CES 2009: New solid-state drives vanquish "boot lag"
Does it seem like your PC isn't booting up and loading programs as quickly as it used to? It may not be your imagination or have anything to do with the processor or graphics chips, the components usually associated with speed.
What's probably happening is that your hard drive is filling and fragmenting. (For more details on how and why that happens, see "For geeks only" below).
How to fix it? Get rid of the moving parts. That's what Solid-State Drives (SSDs) do, using the same technology as the flash-memory cards in digital cameras and USB drives. SSDs solve the speed-erosion problem and use less power, and their price is dropping.
SSDs are being shown at CES by hard-drive manufacturers like Samsung and Toshiba, memory makers like SanDisk, processor manufacturers like Intel, and companies you probably haven't heard of, like Mtron and Super Talent. Smaller in capacity, and priced considerably higher per gigabyte than hard drives, they're appearing either standard or as options in quite a few laptops: For example, the new MacBook Pro 17-inch Apple announced Tuesday at Macworld will have a gigantic 320GB SSD as a costly option. The 1.4 pound portable computer Sony announced here at CES, the Vaio P Series Lifestyle PC, also has SSDs up to 128 GB in capacity as options. And $400 netbooks from Dell and HP offer tiny 8 and 16GB SSDs.

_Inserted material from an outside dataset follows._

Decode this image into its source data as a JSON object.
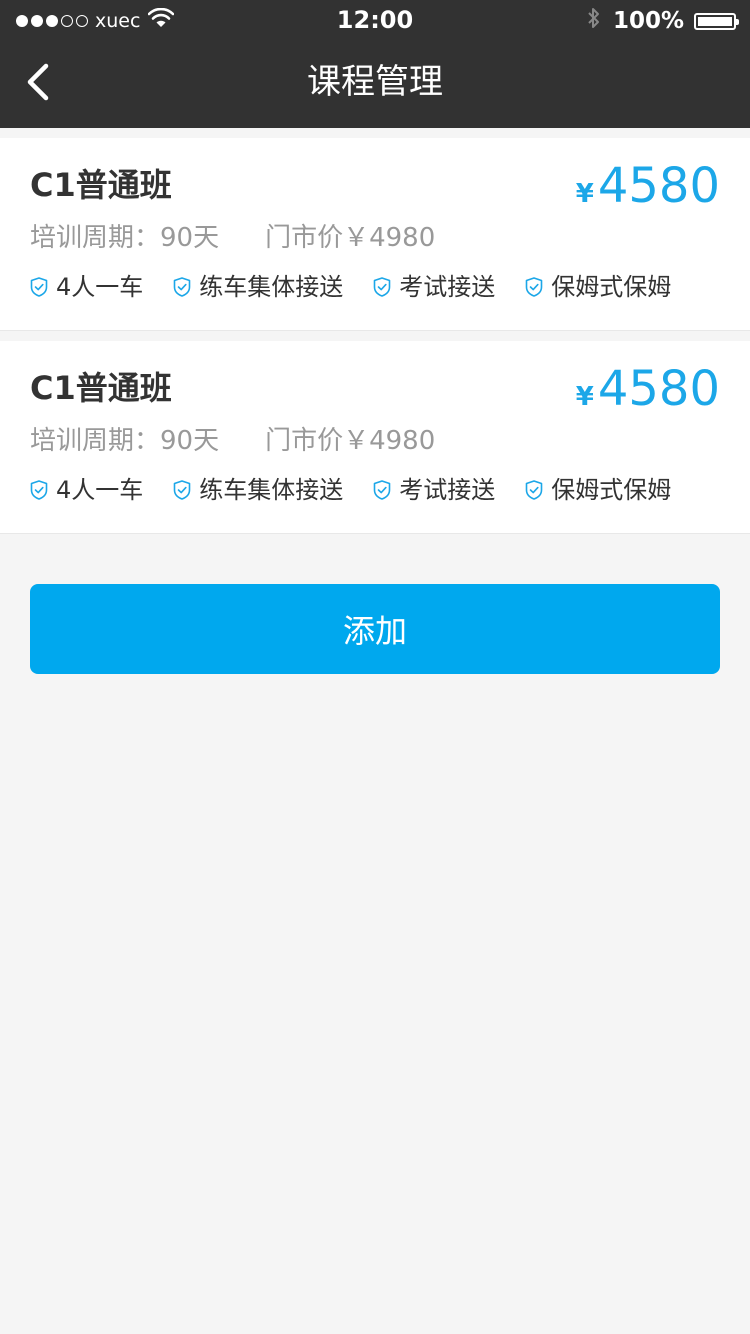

What's the downside to SSDs? First, in the laptops we've seen thus far, they're not as speedy as a lightly-filled hard drive. We think that's because these early SSDs used an older type of computer connection (parallel ATA), limiting their data-transfer rate. This is changing, and we expect SSDs with the newer SATA (serial ATA) connections to become common. When that happens, SSDs should be faster than the fastest hard drives.
Also, there is a theoretical limit to the number of times an SSD memory "cell' can be written to before it "wears out" and must be electronically removed from service. SSDs use techniques to spread out the wear across the drive, and that, combined with advances in cell life, should allow current SSDs to greatly outlast hard drives in consumer PCs.
Here's why your hard drive may slow down over time: As it fills, new or changed data gets stored closer to the center hub of the hard drive's spinning platters, where reading and writing is slower, just as the horses on the inside of a carousel move over the ground more slowly than those on the outside. Fragmentation—in which large files get stored in many pieces located in different areas on drive's platters—builds up as the file system frees up the spaces used by smaller files for re-use. When the large, fragmented file is read, the drive’s heads must move successively to each piece of the file, which takes extra time. Defragmenting the hard drive occasionally with software helps, but it doesn't solve the problem completely or halt the process.
Because of these drive slow-downs, combined with the appetite of newer operating systems and programs for data files, the hard drive is often the main influence on how fast a computer boots and loads programs (the most storage-intensive operations).